Michel Barnier, France’s most fleeting prime minister
The veteran politician overestimated his own ability to reach deals in a devilishly complicated political situation. Both the left and the far right were on a mission to hunt him down in order to punish President Macron
History, which is accustomed to beginning its great stories at the end, will now remember 73-year-old Michel Barnier as the oldest prime minister of France’s Fifth Republic, and also its most fleeting. It is a sad and clear metaphor for the new politics, a cruel centrifugation machine that cares not for identity documents or service records. But Barnier, who has just been swallowed up by a no-confidence vote whose sole purpose was to hurt the president, Emmanuel Macron, is not just any politician.
The man who organized the 1992 Winter Olympics in Albertville, in his native Savoy, was above all the person who had defeated British diplomacy: the great negotiator who, through a calm demeanor and a large dose of phlegm, managed to unhinge his interlocutors on the other side of the English Channel and reach a good agreement for the European Union partners after the United Kingdom quit the bloc. But the upright, Gaullist and deeply pro-European Barnier, who could have retired quietly with that victory imprinted in the collective memory of Europe, was overcome by ambition and, who knows, perhaps also by a certain sense of patriotism. He accepted, perhaps imprudently, a devilishly tough assignment given to him by Macron last September, with instructions to try to mend the irreconcilable.
Barnier underestimated the hatred, anger and thirst for revenge that had accumulated in the French parliament in recent years. He ignored the months of protests by farmers, yellow vests, unions. Perhaps he had not analyzed, as he did do during his last televised interview on Tuesday evening, that these elements did not bode well, and he showed up in Matignon, the seat of government, feeling overconfident. His first appearance, alongside his predecessor, Gabriel Attal, was full of moments that bordered on mockery of the young ex-prime minister: “I am sure you can teach me many things, even though you have only been in office for eight months,” he said in his handover speech while Attal displayed a forced smile.
Inside the mind of Barnier, who never missed an opportunity to invoke Charles de Gaulle and “a certain idea of France” (the phrase with which the general began his memoirs), a sequence was taking place in which he alone, with his negotiating skills on the left and the right, would sort out the mess that the President of the Republic had created, not only by thoughtlessly dissolving the Assembly last June after losing the European elections and calling a snap parliamentary election, but also by refusing to allow the left-wing alliance, victorious after two rounds, to nominate a candidate for prime minister (the person they had proposed was the technocrat Lucie Castets). Barnier did not understand that his end was written.
Barnier was never there, in fact. Because by then, the French government was already in the hands of the far-right Marine Le Pen and her party, the National Rally (RN). The fragmentation of the Assembly into three large blocs and the fact that the victory of the left had been ignored and disregarded placed any of his major decisions in the hands of the 143 RN lawmakers. That is why, from the get-go, Barnier dedicated his time to courting ultra-populism with a string of concessions ― from the appointment of an extremely conservative and tough Interior Minister, Bruno Retailleau, to receiving Le Pen as many times as necessary in Matignon to listen to her demands, to announcing a severe immigration law. The concessions did not end until Wednesday morning, when he was still willing to negotiate whatever was necessary in order to close the budget deal and remain in office.

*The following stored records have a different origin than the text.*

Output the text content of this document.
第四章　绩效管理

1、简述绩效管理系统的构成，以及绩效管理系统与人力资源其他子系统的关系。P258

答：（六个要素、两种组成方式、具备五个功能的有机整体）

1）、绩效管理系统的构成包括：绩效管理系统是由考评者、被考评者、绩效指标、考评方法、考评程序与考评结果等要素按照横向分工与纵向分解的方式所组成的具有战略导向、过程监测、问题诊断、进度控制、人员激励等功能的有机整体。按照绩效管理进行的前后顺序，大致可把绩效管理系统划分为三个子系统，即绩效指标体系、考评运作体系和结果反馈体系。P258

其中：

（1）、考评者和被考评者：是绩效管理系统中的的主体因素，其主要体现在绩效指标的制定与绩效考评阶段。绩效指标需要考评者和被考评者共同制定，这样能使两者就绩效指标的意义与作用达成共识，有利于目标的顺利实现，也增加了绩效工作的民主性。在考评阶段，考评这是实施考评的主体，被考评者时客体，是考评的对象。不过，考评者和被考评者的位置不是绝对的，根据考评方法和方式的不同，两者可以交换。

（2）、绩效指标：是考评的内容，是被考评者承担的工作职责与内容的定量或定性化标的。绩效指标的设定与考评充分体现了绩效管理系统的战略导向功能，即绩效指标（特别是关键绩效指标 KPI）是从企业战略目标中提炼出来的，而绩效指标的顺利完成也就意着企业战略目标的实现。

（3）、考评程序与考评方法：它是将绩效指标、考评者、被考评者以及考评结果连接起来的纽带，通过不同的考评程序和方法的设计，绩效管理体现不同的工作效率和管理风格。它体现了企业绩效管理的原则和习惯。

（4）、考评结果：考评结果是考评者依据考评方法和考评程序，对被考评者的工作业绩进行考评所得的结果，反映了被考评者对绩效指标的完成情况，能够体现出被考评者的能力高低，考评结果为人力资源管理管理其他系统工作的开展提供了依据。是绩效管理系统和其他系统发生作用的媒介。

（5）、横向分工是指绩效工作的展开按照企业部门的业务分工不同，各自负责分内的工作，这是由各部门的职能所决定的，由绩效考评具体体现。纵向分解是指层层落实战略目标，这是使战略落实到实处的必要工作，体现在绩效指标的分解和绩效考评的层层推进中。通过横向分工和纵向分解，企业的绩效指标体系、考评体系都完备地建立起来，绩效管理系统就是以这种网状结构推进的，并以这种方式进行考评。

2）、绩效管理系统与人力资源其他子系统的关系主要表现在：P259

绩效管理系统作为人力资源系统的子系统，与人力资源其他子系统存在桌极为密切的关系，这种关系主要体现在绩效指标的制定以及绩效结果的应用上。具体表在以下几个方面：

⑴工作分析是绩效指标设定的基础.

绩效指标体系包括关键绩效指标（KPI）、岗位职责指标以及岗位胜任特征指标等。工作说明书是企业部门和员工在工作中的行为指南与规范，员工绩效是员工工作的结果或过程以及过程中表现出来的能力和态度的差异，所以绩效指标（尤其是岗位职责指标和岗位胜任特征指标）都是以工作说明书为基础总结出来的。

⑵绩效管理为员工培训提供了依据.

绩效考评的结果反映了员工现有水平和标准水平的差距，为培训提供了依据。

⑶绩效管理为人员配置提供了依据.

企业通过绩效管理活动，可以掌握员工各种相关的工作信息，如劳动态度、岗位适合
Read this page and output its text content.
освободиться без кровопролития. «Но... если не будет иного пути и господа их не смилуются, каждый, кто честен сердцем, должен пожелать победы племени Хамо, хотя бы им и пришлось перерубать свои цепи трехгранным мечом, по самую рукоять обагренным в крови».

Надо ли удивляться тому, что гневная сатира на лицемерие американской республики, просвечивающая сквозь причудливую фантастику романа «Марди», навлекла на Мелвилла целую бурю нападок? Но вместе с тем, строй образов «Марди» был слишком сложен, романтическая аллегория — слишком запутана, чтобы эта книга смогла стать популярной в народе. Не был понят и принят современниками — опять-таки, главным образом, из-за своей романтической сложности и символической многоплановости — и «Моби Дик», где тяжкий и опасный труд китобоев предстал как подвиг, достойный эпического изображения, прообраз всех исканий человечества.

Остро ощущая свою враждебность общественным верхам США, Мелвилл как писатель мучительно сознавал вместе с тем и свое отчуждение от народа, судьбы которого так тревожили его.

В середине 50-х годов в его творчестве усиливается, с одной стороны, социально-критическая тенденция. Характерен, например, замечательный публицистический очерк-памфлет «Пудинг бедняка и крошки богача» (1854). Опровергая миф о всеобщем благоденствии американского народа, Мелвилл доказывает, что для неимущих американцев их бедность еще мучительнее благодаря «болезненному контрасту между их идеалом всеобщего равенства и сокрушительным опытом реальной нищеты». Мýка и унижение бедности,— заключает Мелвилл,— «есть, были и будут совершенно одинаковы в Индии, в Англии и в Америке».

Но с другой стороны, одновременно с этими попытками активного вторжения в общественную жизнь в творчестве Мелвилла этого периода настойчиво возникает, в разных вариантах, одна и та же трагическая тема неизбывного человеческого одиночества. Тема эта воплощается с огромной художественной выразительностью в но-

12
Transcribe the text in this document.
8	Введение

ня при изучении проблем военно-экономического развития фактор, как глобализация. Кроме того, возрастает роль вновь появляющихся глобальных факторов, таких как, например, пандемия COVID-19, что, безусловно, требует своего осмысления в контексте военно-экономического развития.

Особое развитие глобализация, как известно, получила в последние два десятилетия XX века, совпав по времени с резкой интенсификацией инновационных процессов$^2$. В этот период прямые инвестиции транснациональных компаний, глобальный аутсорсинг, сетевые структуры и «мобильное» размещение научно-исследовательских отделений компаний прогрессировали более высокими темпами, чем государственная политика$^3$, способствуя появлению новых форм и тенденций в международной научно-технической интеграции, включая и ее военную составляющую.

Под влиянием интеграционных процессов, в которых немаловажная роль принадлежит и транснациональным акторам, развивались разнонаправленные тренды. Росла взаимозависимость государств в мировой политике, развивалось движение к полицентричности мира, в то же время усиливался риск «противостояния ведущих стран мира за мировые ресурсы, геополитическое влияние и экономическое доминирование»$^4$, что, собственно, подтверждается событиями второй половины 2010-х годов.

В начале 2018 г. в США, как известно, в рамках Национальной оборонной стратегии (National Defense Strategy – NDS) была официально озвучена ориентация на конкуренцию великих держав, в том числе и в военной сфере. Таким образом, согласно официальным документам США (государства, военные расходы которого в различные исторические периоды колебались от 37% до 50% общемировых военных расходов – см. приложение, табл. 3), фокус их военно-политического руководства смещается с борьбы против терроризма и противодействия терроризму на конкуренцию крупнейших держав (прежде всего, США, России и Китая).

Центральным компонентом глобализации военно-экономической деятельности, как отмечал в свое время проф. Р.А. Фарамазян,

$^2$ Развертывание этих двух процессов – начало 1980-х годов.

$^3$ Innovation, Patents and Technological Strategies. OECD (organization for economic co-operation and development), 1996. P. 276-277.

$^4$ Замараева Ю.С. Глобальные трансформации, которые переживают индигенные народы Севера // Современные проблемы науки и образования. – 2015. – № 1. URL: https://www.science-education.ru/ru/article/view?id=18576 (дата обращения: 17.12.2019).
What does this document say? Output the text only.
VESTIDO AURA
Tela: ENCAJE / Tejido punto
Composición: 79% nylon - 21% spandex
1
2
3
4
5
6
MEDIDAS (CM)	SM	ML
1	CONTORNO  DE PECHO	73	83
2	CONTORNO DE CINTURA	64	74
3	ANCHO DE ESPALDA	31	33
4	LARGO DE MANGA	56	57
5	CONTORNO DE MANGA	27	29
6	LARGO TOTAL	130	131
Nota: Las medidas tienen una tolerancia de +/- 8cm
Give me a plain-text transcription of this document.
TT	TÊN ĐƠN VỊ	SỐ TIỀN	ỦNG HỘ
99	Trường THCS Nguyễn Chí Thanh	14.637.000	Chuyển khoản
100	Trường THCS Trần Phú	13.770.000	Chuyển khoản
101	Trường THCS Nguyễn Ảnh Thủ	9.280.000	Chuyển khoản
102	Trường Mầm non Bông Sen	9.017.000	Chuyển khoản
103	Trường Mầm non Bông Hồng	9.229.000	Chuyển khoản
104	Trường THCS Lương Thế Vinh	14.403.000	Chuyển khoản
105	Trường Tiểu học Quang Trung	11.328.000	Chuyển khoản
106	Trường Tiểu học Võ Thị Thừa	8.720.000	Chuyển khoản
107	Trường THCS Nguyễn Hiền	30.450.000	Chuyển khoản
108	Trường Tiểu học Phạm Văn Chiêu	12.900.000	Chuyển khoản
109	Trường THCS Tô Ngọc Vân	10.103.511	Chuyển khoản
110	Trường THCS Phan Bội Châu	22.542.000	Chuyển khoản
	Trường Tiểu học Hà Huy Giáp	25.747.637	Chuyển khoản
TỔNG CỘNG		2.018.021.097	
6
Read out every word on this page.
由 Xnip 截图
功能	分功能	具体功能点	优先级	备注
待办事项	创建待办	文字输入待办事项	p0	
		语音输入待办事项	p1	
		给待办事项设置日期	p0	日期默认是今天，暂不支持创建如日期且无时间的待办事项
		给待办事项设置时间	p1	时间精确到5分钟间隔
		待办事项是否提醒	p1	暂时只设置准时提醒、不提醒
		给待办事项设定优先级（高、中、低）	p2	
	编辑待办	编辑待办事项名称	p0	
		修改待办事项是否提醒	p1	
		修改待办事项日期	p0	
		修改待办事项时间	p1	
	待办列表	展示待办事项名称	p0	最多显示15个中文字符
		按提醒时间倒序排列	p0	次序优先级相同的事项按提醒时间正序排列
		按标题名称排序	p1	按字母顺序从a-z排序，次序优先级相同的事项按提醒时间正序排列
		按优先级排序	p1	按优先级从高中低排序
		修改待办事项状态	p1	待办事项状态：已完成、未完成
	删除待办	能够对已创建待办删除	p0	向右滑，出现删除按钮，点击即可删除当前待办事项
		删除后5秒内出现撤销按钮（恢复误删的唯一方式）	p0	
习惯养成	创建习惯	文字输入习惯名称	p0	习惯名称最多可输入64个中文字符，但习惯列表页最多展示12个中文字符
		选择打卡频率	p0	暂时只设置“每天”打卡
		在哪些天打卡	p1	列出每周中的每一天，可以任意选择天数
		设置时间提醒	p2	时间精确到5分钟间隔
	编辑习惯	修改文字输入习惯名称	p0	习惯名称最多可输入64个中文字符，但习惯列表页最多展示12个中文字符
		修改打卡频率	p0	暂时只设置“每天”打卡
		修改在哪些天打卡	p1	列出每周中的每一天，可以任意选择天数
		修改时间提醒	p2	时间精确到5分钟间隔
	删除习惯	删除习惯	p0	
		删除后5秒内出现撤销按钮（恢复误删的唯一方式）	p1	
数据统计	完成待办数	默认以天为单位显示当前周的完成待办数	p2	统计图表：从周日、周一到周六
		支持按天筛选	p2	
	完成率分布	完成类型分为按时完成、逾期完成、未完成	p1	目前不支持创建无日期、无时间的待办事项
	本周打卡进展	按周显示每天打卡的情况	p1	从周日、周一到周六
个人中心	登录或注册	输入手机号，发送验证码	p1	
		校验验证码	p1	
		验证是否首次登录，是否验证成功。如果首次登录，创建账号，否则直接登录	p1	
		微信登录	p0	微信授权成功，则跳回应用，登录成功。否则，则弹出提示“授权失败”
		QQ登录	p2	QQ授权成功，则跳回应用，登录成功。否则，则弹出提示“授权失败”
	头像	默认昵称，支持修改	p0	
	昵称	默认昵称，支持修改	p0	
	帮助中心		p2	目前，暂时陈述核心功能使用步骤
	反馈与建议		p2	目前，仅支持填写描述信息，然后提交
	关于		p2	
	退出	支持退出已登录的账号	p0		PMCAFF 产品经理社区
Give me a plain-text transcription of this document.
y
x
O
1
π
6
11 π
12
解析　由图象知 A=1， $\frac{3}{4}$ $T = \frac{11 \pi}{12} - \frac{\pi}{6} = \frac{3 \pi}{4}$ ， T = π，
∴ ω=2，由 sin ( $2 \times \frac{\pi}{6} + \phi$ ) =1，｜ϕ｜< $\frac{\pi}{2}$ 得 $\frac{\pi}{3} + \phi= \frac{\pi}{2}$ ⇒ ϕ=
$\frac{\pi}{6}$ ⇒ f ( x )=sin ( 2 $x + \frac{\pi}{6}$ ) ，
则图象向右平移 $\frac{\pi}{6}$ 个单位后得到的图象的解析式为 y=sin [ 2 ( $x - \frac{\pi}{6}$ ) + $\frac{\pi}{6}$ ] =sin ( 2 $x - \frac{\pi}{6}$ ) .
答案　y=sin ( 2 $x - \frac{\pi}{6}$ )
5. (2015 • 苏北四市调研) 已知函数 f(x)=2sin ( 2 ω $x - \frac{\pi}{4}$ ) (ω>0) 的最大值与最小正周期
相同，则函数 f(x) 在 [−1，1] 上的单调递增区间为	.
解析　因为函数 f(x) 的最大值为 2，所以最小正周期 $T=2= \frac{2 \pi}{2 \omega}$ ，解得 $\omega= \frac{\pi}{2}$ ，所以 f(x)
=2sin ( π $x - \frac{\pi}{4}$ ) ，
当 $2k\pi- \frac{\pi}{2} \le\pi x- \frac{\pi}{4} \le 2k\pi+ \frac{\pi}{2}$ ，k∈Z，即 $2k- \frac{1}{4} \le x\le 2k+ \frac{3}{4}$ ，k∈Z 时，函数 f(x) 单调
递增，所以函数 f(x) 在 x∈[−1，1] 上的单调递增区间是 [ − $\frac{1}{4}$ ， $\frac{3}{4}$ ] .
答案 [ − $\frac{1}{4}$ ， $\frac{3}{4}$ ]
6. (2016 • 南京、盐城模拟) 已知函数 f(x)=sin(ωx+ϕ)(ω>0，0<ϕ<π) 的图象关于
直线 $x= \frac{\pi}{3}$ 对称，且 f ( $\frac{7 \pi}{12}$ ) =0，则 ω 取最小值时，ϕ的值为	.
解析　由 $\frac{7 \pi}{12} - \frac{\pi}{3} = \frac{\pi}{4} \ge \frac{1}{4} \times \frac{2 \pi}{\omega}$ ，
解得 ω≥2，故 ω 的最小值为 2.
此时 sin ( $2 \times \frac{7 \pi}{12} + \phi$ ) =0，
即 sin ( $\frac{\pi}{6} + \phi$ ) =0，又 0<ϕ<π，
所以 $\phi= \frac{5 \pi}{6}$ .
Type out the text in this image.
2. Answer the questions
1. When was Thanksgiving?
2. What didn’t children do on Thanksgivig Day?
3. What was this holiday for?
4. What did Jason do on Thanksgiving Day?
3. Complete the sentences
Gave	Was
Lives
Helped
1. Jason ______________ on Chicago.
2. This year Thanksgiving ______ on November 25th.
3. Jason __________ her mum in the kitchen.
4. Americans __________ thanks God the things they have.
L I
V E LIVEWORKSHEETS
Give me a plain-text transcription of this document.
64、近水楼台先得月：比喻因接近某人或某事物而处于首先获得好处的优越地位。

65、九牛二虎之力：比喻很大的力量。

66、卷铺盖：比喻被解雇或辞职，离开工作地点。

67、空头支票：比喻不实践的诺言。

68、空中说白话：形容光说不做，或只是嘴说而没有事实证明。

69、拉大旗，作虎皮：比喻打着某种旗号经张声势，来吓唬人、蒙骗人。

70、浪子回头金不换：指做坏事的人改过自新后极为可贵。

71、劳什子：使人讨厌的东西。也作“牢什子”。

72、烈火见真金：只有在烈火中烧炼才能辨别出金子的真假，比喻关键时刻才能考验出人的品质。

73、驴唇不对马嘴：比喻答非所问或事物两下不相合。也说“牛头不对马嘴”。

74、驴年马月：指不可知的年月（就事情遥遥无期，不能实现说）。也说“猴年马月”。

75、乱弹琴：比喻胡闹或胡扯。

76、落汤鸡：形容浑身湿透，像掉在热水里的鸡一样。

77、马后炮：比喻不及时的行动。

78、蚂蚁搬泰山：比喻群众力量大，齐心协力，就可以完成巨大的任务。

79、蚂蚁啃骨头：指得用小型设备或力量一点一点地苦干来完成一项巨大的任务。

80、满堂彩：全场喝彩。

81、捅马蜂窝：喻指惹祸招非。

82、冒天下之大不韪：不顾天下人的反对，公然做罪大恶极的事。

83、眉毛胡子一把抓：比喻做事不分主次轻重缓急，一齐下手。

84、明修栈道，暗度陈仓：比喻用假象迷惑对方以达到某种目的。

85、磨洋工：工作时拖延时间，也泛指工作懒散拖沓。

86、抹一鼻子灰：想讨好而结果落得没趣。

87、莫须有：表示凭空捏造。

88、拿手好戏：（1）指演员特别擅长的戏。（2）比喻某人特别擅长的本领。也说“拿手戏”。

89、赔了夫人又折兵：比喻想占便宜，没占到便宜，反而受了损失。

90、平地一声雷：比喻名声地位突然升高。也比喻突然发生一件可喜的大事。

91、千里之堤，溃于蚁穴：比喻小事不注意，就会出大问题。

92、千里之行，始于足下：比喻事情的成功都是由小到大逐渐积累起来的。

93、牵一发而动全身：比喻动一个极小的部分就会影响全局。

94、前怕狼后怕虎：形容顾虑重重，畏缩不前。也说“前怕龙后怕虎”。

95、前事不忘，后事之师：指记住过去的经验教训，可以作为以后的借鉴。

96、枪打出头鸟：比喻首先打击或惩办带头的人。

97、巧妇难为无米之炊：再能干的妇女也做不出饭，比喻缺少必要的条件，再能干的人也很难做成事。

The problem is that Barnier was no longer a valid interlocutor for the signatories of the no-confidence motion. He was not even the real target of the far right and the left. During these three months, the prime minister (and French citizens) have been living through a kind of government simulation, with officials introducing important measures and working hard on a budget that had to be slashed by €60 billion to prevent the deficit from soaring further. But the expiry date, we now know, was written on the calendar: the first time Barnier invoked Article 49.3 of the Constitution, enabling him to approve a major measure without backing from the lower house of parliament, he triggered the no-confidence vote. One might say that the measure activated on Wednesday in parliament has been a kick to Macron, but in Barnier’s butt.
On Thursday morning Barnier walked into the president’s office, where he was expected to tender his resignation. Some speak of his ambition to return as a candidate for the 2027 presidential elections. But it does not seem likely that his age or the memory of this period that will remain in the collective memory are going to work in his favor.